May 23, 2008
In the wake of former Massachusetts governor Mitt Romney's "universal" health-care reform, about 350,000 more people are now insured in the Bay State since the reform passed, says the Wall Street Journal.
But that decrease was not secured through the market reforms that Gov. Romney promised. Instead, Massachusetts created a new state entitlement that is already trembling on the verge of bankruptcy inside of a year, says the Journal:
- Some two-thirds of the growth in coverage owes to a low- or no-cost public insurance option.
- Called Commonwealth Care, it uses a sliding income scale to subsidize coverage for everyone under 300 percent of the federal poverty level, or about $63,000 for a family of four.
- Commonwealth Care also accounts for 60 percent of statewide growth in individual insurance over the last year, and the trend is expected to accelerate, perhaps double.
One lesson here is that while pledging "universal" coverage is easy, the harder problem is paying for it:
- This year's appropriation for Commonwealth Care was $472 million, but officials have asked for an add-on that will bring it to $625 million.
- For 2009, Governor Deval Patrick requested $869 million but has already conceded that even that huge figure is too low.
- In addition, over the coming decade, the expected overruns float in as much as $4 billion over budget.

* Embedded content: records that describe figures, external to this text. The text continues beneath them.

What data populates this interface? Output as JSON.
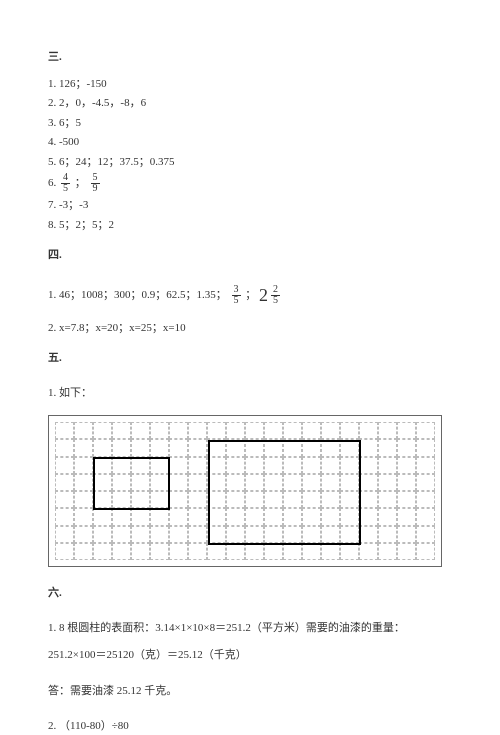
{
  "section3": {
    "title": "三.",
    "lines": [
      "1. 126；-150",
      "2. 2，0，-4.5，-8，6",
      "3. 6；5",
      "4. -500",
      "5. 6；24；12；37.5；0.375"
    ],
    "line6_prefix": "6.  ",
    "frac6a_num": "4",
    "frac6a_den": "5",
    "line6_mid": "  ；  ",
    "frac6b_num": "5",
    "frac6b_den": "9",
    "lines2": [
      "7. -3；-3",
      "8. 5；2；5；2"
    ]
  },
  "section4": {
    "title": "四.",
    "line1_prefix": "1. 46；1008；300；0.9；62.5；1.35；   ",
    "frac1_num": "3",
    "frac1_den": "5",
    "line1_mid": "  ；   ",
    "mixed_whole": "2",
    "frac2_num": "2",
    "frac2_den": "5",
    "line2": "2. x=7.8；x=20；x=25；x=10"
  },
  "section5": {
    "title": "五.",
    "line1": "1. 如下："
  },
  "grid": {
    "cols": 20,
    "rows": 8,
    "outer_w": 394,
    "outer_h": 152,
    "pad": 6,
    "rect1": {
      "col": 2,
      "row": 2,
      "w": 4,
      "h": 3
    },
    "rect2": {
      "col": 8,
      "row": 1,
      "w": 8,
      "h": 6
    }
  },
  "section6": {
    "title": "六.",
    "line1": "1. 8 根圆柱的表面积：3.14×1×10×8＝251.2（平方米）需要的油漆的重量：",
    "line2": "251.2×100＝25120（克）＝25.12（千克）",
    "line3": "答：需要油漆 25.12 千克。",
    "line4": "2. （110-80）÷80"
  }
}
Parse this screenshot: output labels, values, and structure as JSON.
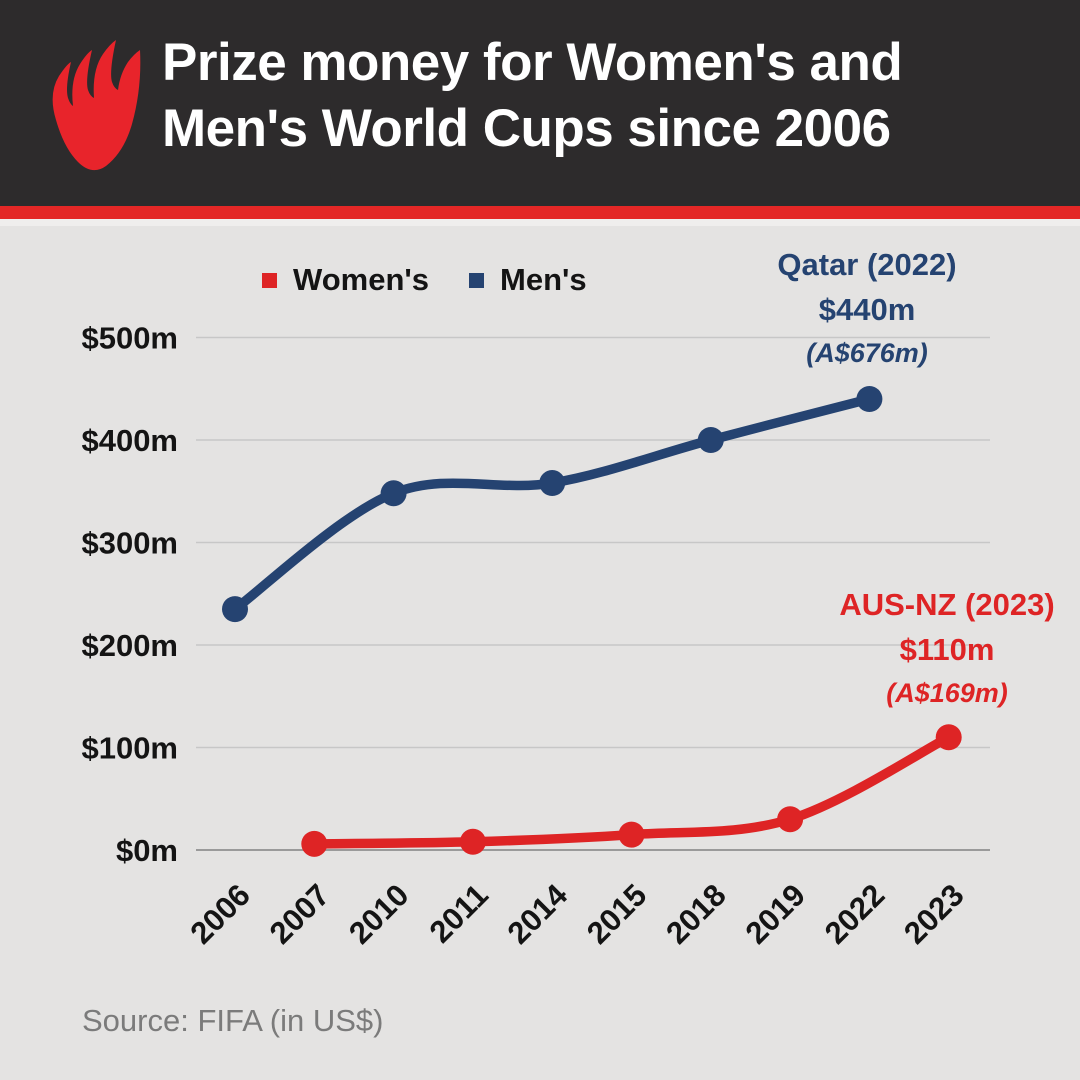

Hailed at first as a new national model, the Massachusetts nonmiracle ought to be a warning to Washington, says the Journal. Barack Obama and Hillary Clinton are both proposing versions of RomneyCare on a national scale, with similar promises that covering everyone under a government plan will reduce costs. Obama at least argues that more people would be covered were insurance more affordable. But his solution is Massachusetts on steroids -- make insurance less expensive for policyholders by transferring the extra costs onto the government. Clinton likes that but also wants the individual mandate, despite the mediocre results so far.